Sinaging is a mixture of banana (saba), sugar, ground mixed rice, condensed milk and coconut wrapped in puso, packets made of woven coconut leaves. This makes a very filling snack with Maestrado Tablea, pure cocoa prepared in a traditional way.
While not only found in Camiguin (it’s a delicacy enjoyed in many coastal areas), I enjoyed tasting uni (sea urchin), which vendors were selling in White Island for P50 for 3 pieces.

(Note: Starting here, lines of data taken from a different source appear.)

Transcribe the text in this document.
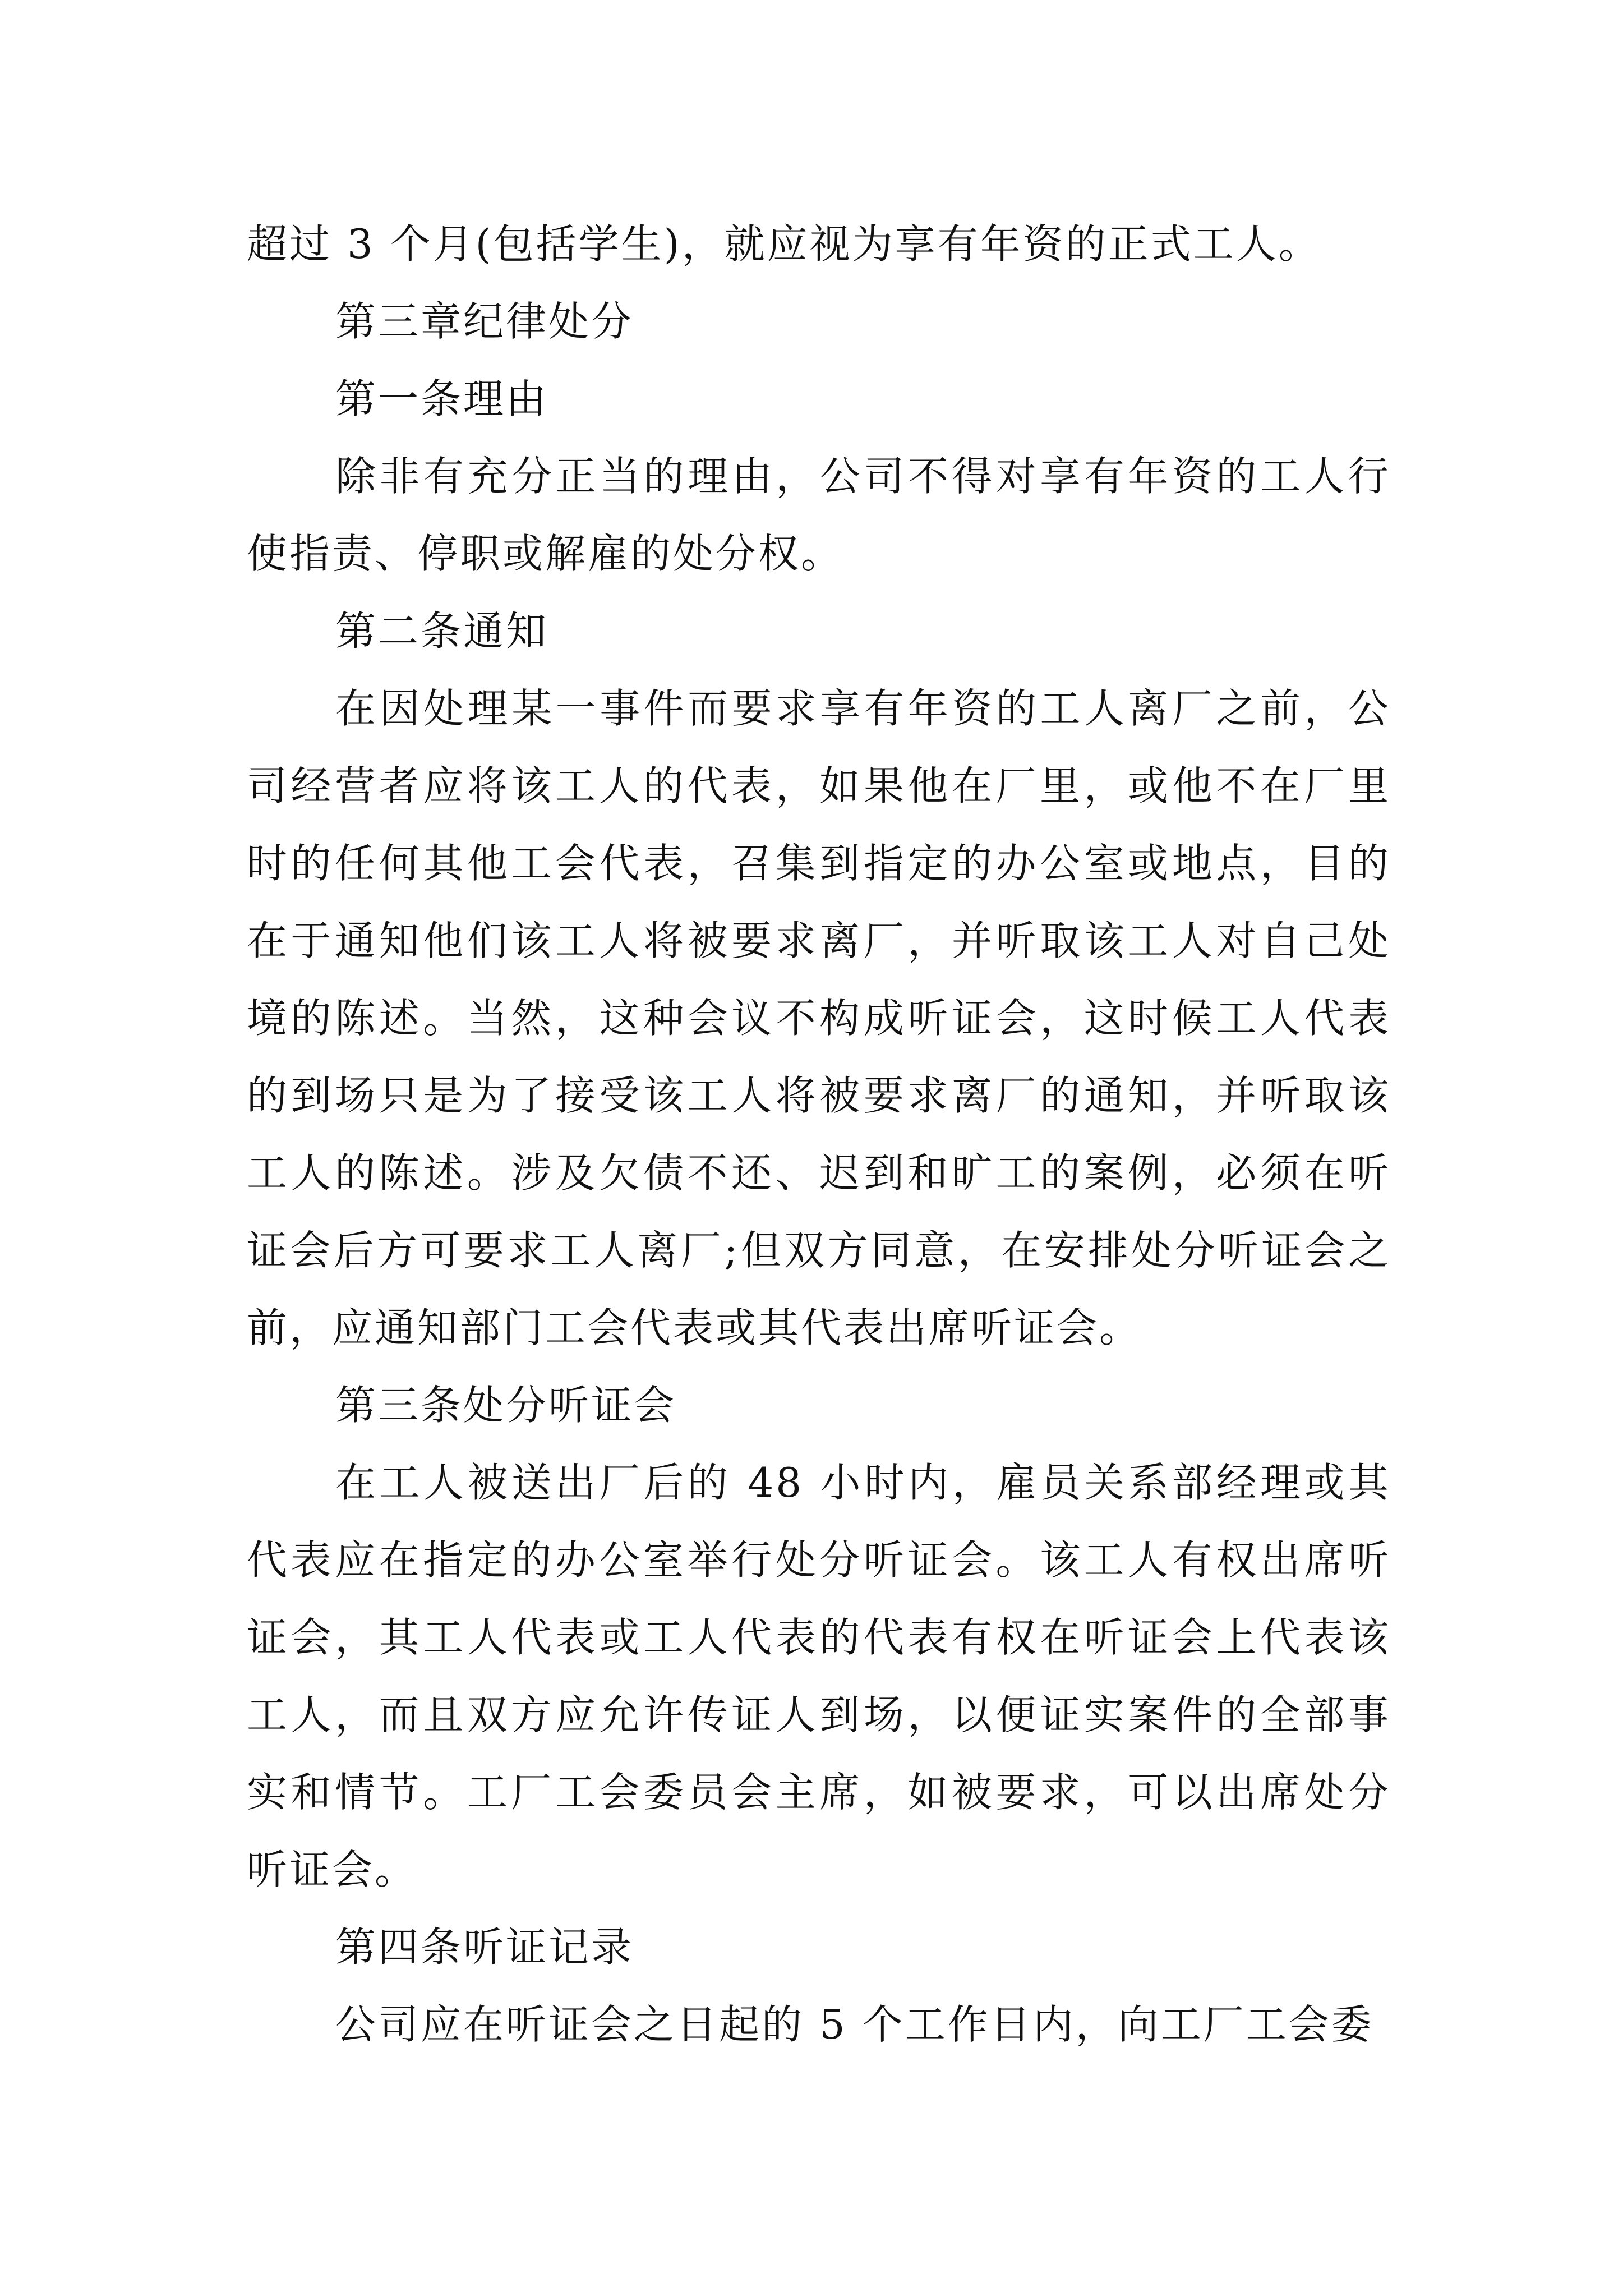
超过 3 个月(包括学生)，就应视为享有年资的正式工人。

第三章纪律处分

第一条理由

除非有充分正当的理由，公司不得对享有年资的工人行使指责、停职或解雇的处分权。

第二条通知

在因处理某一事件而要求享有年资的工人离厂之前，公司经营者应将该工人的代表，如果他在厂里，或他不在厂里时的任何其他工会代表，召集到指定的办公室或地点，目的在于通知他们该工人将被要求离厂，并听取该工人对自己处境的陈述。当然，这种会议不构成听证会，这时候工人代表的到场只是为了接受该工人将被要求离厂的通知，并听取该工人的陈述。涉及欠债不还、迟到和旷工的案例，必须在听证会后方可要求工人离厂;但双方同意，在安排处分听证会之前，应通知部门工会代表或其代表出席听证会。

第三条处分听证会

在工人被送出厂后的 48 小时内，雇员关系部经理或其代表应在指定的办公室举行处分听证会。该工人有权出席听证会，其工人代表或工人代表的代表有权在听证会上代表该工人，而且双方应允许传证人到场，以便证实案件的全部事实和情节。工厂工会委员会主席，如被要求，可以出席处分听证会。

第四条听证记录

公司应在听证会之日起的 5 个工作日内，向工厂工会委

Special mention goes to Lechon de Camiguin, which is one of the best varieties of lechon I have ever tasted in the Philippines. With perfectly crispy skin, soft tender meat with just the right amount of fat that has soaked up the flavors of the herbs and secret spices. It has just the right amount of fat that complements the lean meat and doesn’t taste too fatty or sinful, that you will just keep wanting to eat more and more. It was so good I actually forgot to take a photo because I was too busy savoring the goodness! (That’s saying a lot.)
WHAT TO BUY:
A local specialty and pasalubong favorite, Pastel de Camiguin is a dessert or snack bun filled with yema, purple yam or macapuno. Sweet Island Pastil and Vjandep Pastel are the major producers of this delicacy, which is widely sold in Cagayan de Oro.
Another interesting product you can buy is San Vicente Camiguin Lanzones Vinegar made from pure Camiguin lanzones fruit and other natural ingredients.
The Lanzones Festival is held during the 3rd week of October, as a thanksgiving celebration for the progress of Camiguin through the years and the abundant harvest of sweet and quality Lanzones which Camiguin is known for.
Panaad is a yearly devotional expression of penitence and spiritual enrichment during Holy Week, where people gather and walk around the island and trek up the Old Volcano.
San Juan sa Hibok-Hibok Festival is a celebration in honor of St. John the Baptist held every 24th of June characterized by a variety of water and ball games and fluvial parades.